I dropped the knife and fork and stumbled away from the creature, my gorge rising. I had seen so much that was awful in life. I was surprised at my capacity to be revolted by anything, but revolted I was.

Lodged in the creature's mouth was an eyeball, and I could only assume that it had once belonged to the unfortunate Maggs. I looked again at the corpse in the chair and back to the creature on the floor. I felt again its diminishing heat, and smelled the stink of burning from the eyeless sockets in Maggs's head, and the twin channels that had been seared through his brain. I had thought that something like a hot poker had twice been forced into his skull, but now I feared I was mistaken. Was it possible instead that something hot had worked itself
out
of his head, burning as it went, until at last it emerged into the light?
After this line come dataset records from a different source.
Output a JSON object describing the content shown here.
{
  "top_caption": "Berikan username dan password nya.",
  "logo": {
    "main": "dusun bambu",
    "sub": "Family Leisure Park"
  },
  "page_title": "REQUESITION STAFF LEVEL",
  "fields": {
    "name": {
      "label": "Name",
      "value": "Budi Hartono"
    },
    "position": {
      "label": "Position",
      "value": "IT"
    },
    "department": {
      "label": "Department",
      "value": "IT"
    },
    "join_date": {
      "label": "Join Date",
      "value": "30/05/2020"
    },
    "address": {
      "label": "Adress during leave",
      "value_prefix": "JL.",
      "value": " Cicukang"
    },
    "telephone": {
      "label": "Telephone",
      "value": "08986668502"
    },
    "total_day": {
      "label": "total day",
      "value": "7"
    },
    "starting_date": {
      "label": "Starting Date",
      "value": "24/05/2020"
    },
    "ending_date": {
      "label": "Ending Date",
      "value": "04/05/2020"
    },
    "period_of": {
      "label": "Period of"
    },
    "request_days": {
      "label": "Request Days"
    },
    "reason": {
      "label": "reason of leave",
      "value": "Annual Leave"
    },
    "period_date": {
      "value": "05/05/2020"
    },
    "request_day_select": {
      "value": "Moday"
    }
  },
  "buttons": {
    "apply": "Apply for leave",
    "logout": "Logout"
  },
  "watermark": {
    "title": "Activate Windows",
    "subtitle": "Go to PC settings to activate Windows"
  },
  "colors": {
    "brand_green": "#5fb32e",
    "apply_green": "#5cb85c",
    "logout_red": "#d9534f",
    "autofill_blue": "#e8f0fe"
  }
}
But why had he not moved? Why had he not struggled against it? Why was his body sitting upright in a chair, his hands placed on the table before him like a man waiting patiently for his evening meal to be served? And this thing, this abomination, was too big to have been accommodated by that narrow channel. Could it have grown so much already, swelling in its new environment? But how could such a creature grow? It must have shed its skin. Somewhere on the floor, perhaps. If I looked closely . . .

I was about to return to my knees, ready to find proof of my theory, when I paused. There were
two
holes in Maggs's head, two tunnels burned through his brain. This creature, if it had emerged from inside the book scout, having somehow implanted itself in his head, could only have created one of them, which meant—

Which meant that there was another of these horrors somewhere in Maggs's rooms. I froze and listened carefully for the telltale sound of it. Using the broom, I poked in the corners of the kitchen and under the sideboard. I then made my way into the main living areas and searched carefully, even dragging the sheets from the bed and stripping the mattress from its base, but I could find no sign of another creature. It was not among the piles of books, nor was it hiding on top of the dusty shelves. If I was right about the source of the second injury to Maggs's skull, then, somehow, the creature had escaped.

I returned to the kitchen. Maggs had not moved, nor would he ever again, and the money was still in its envelope. So, another narrative, linked to the first: Maulding approaches Dunwidge & Daughter, and they, in turn, introduce him to Maggs, although now Maggs is working on their behalf and is not a lone operator. Maggs either finds the book that Maulding is seeking, and in return receives a finder's fee from Dunwidge & Daughter; or, more likely, he convinces Maulding that the book is in his possession, Maulding brings the money, and once the money is safely in his hands, Maggs disposes of Maulding for the Dunwidges, and gets paid five hundred pounds for his efforts. But where did the creature and its now-missing twin come from, and how did a similar creature end up in a bathtub in Lionel Maulding's house?

I looked at Maggs, as though he might give me the answer.

And Maggs, it seemed, tried to do so, for his mouth began to move. His chin shifted, and his lips parted, but instead of words a quartet of claws emerged, forcing his already stiffening mouth open wider, and I heard his jaw cracking with the force of it. The head of the second creature appeared from the gap, its own maw pulsing redly as it chewed on some unknown fragment of Maggs's innards.